Als Schuljunge ist er noch aufregender.
    Noch eine steile Treppe hinunter, dann stehen sie vor dem Haus.
    Er schließt sein Rad auf. Er hat sich nicht die Mühe gemacht, sich das
Hemd in die Hose zu stecken. Die obersten drei Knöpfe stehen offen. Er sieht verwuselt, aber nicht unattraktiv aus. »Kann
ich dich noch irgendwo hinbringen?«, fragt er.
    »Ist dir nicht kalt?«, fragt sie zurück.
    Er schüttelt den Kopf. »Ich bin gleich zu Hause. Kann ich dich noch irgendwo
hinbringen?«
    Sie nickt langsam, wie in Gedanken. »Ja«, sagt sie. »Ich brauche unbedingt
noch Puderzucker.«
    17
    Sylvie hat die Bratpfanne schon auf den Herd gestellt, auf
der Anrichte steht eine rote Schüssel für den Teig. Sie hat Jonathan eine Schürze
umgebunden, die ihm bis auf den Boden reicht.
    [256]  Auf einem Regalbrett stehen zwei Gläser mit selbstgemachter Marmelade,
die sie von einer Patientin bekommen hat.
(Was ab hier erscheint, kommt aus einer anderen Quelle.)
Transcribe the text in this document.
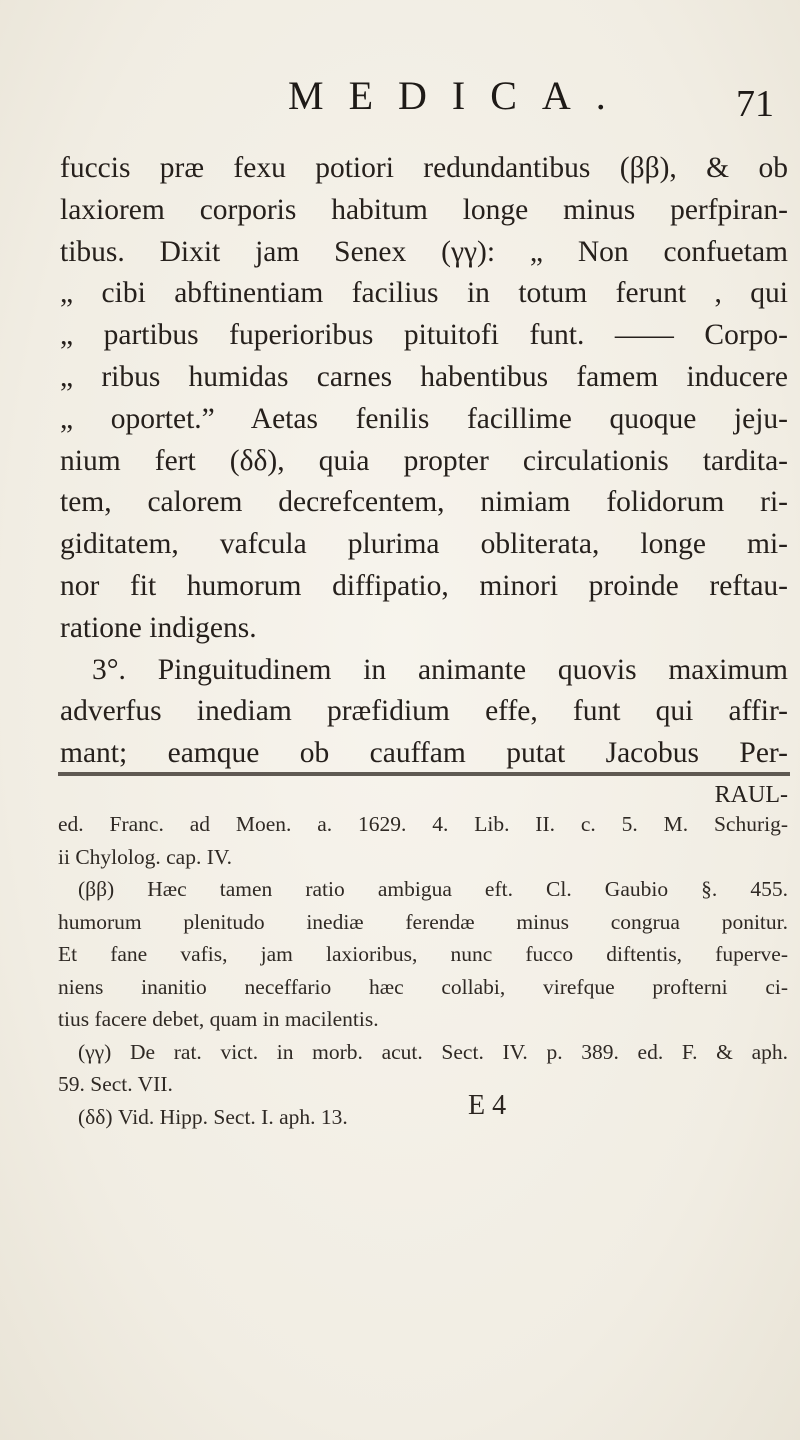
MEDICA.	71
fuccis præ fexu potiori redundantibus (ββ), & ob
laxiorem corporis habitum longe minus perfpiran-
tibus. Dixit jam Senex (γγ): „ Non confuetam
„ cibi abftinentiam facilius in totum ferunt , qui
„ partibus fuperioribus pituitofi funt. —— Corpo-
„ ribus humidas carnes habentibus famem inducere
„ oportet.” Aetas fenilis facillime quoque jeju-
nium fert (δδ), quia propter circulationis tardita-
tem, calorem decrefcentem, nimiam folidorum ri-
giditatem, vafcula plurima obliterata, longe mi-
nor fit humorum diffipatio, minori proinde reftau-
ratione indigens.
3°. Pinguitudinem in animante quovis maximum
adverfus inediam præfidium effe, funt qui affir-
mant; eamque ob cauffam putat Jacobus Per-
RAUL-
ed. Franc. ad Moen. a. 1629. 4. Lib. II. c. 5. M. Schurig-
ii Chylolog. cap. IV.
(ββ) Hæc tamen ratio ambigua eft. Cl. Gaubio §. 455.
humorum plenitudo inediæ ferendæ minus congrua ponitur.
Et fane vafis, jam laxioribus, nunc fucco diftentis, fuperve-
niens inanitio neceffario hæc collabi, virefque profterni ci-
tius facere debet, quam in macilentis.
(γγ) De rat. vict. in morb. acut. Sect. IV. p. 389. ed. F. & aph.
59. Sect. VII.
(δδ) Vid. Hipp. Sect. I. aph. 13.	E 4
    Schon ein paarmal hat Jonathan gefragt: »Mah-ma, wann kommt sie denn?«
    »Sie kommt gleich«, hat Sylvie jedes Mal geantwortet.
    Sie hat Reis gekocht, im Ofen brutzelt ein Hähnchen. Nicht sehr originell,
aber auch unoriginelles Essen kann gut schmecken.
    »Aber wann denn?«, fragt Jonathan noch einmal.
    Bereut hat sie es nie, dass sie mit Roland ein Kind gezeugt hat. Mit
wem sonst? So viele Männer standen nun auch wieder nicht zur Auswahl.
    Als Roland angekündigt hatte, dass er in die USA gehen würde, hatte sie ein paar schwierige Gespräche mit ihm über die Zukunft geführt. Um Jonathans willen hatte sie sich vorgenommen,
nicht wütend zu werden, sich nicht in sinnlose Emotionen zu verstricken, die Diskussionen
nicht endlos in die Länge zu ziehen, und beide Vorhaben waren ihr – zumindest teilweise
– geglückt. Die Gespräche über die gemeinsame Zukunft hatten
aufgehört, als sich herausstellte, dass er, um seinen Weggang an die amerikanische
Universität gebührend zu feiern, ein Verhältnis mit der Freundin eines seiner Studenten
angefangen hatte. »Und was sagt die Universität dazu?«, hatte sie ihn gefragt, und
Roland hatte erwidert: »Nichts. Was soll die Universität dazu sagen?« Als er ihr
so antwortete, wurde ihr klar, dass es keinen Sinn hatte, noch groß zu diskutieren.
Nicht über die Zukunft und auch nicht über das Geschehene.
Irgendwie eine Erlösung.
    [257]  Roland schien auch kein Bedürfnis nach langen Diskussionen zu haben.